There are clear signs that the market is rewarding brands that are transparent about the use of data and offer control to the users–without hiding behind lengthy and obscure Terms and Conditions. The real ‘contract’ about the use data is not spelled out in legal jargon and hidden from view.  This requires a degree of user education about the different kind of data collected, whether personal (i.e. provided voluntarily by the user at the point of registration), created by the ‘digital exhaust’ (such as browsing) or profile and behavioural. In the UK the Guardian educates its users spelling out in a video and in clear privacy policy how each piece of information is collected, for what purpose, and how it can be controlled by the user.  A Harvard Business Review analysis suggests that customers are happy to share their data if they see clear value in the trade-off.[2] For instance, Disney World Resorts offer the popular MagicBand wristband with which customers can personalise their experience by handing over their data in return for quick check-ins at attractions and restaurants and customised deals. A transparent policy governs the transaction. The Guardian and Disney have created a Trustful Data Environment.

 

While the use of the Facebook social login is still popular (customers opt in to hand over their data to a company that thrives on them in exchange for avoiding the tedious act of registration), the backlash has begun and lately the company has been forced to turn away from its byzantine privacy policies to provide clearer information and control to user about their data. Its New Privacy Basics website, launched in January 2017, provides a transparent guide, with reassuring headings such as ‘You’re in charge’ and even — ok, it’s a bit hidden — the chance to opt out from targeted ads.

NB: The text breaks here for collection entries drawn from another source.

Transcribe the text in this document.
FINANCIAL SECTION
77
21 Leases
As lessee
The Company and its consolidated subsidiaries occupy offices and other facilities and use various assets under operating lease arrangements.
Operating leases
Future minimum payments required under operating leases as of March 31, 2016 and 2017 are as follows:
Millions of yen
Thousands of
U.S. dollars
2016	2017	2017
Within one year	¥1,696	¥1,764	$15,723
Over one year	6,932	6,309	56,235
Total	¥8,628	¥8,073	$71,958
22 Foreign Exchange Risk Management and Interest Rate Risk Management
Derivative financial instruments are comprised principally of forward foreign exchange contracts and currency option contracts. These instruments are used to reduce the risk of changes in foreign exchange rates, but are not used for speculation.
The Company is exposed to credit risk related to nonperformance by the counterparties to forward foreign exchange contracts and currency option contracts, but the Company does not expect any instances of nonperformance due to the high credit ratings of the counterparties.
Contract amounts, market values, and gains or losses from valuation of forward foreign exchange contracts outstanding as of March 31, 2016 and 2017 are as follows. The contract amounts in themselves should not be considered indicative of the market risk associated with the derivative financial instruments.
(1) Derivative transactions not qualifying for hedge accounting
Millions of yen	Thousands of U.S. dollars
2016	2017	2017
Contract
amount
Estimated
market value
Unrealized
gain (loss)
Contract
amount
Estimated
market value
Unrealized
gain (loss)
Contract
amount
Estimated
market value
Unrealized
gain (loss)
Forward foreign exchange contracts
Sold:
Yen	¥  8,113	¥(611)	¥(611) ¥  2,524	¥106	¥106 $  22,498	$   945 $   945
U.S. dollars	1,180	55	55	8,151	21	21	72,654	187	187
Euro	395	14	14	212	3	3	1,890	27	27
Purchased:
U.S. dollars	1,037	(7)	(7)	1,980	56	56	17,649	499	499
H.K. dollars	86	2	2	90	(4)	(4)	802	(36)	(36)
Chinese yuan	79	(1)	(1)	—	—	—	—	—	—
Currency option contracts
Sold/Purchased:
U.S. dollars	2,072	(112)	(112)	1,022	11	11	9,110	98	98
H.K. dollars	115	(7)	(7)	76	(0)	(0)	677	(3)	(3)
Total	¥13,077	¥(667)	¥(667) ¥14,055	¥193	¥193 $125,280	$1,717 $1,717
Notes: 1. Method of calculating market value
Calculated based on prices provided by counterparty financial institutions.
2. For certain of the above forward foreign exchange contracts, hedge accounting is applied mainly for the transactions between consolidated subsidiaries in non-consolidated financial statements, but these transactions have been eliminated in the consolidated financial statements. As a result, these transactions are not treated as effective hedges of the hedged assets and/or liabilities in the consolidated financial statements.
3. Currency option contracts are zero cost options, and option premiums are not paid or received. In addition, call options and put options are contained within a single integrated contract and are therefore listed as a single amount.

While the aim of Facebook is to strengthen the appeal of its social login and maintain market dominance, the industry is now ready for identity management solution that is agnostic and fully transparent. At Teavaro we are working hard to provide just that.

 

Negative stories about the use of data have dominated the press and informed policy and legislation, and for good reasons they will continue to do so in the next future. Rather than be reactive to the latest media scare, forward-looking brands will need to design their services within a Trustful Data Environment with technical solutions, policies and business models based on a transparent exchange of value for consumer data.

Footnotes:

[1] Such as the Annual Track 2016 by the Information Commission Officer https://ico.org.uk/about-the-ico/our-information/research-and-reports/information-rights-research/

[2] Timothy Morey, Theodore “Theo” Forbath, and Allison Schoop, ‘Customer Data: Designing for Transparency and Trust’, Harvard Business Review, 2015.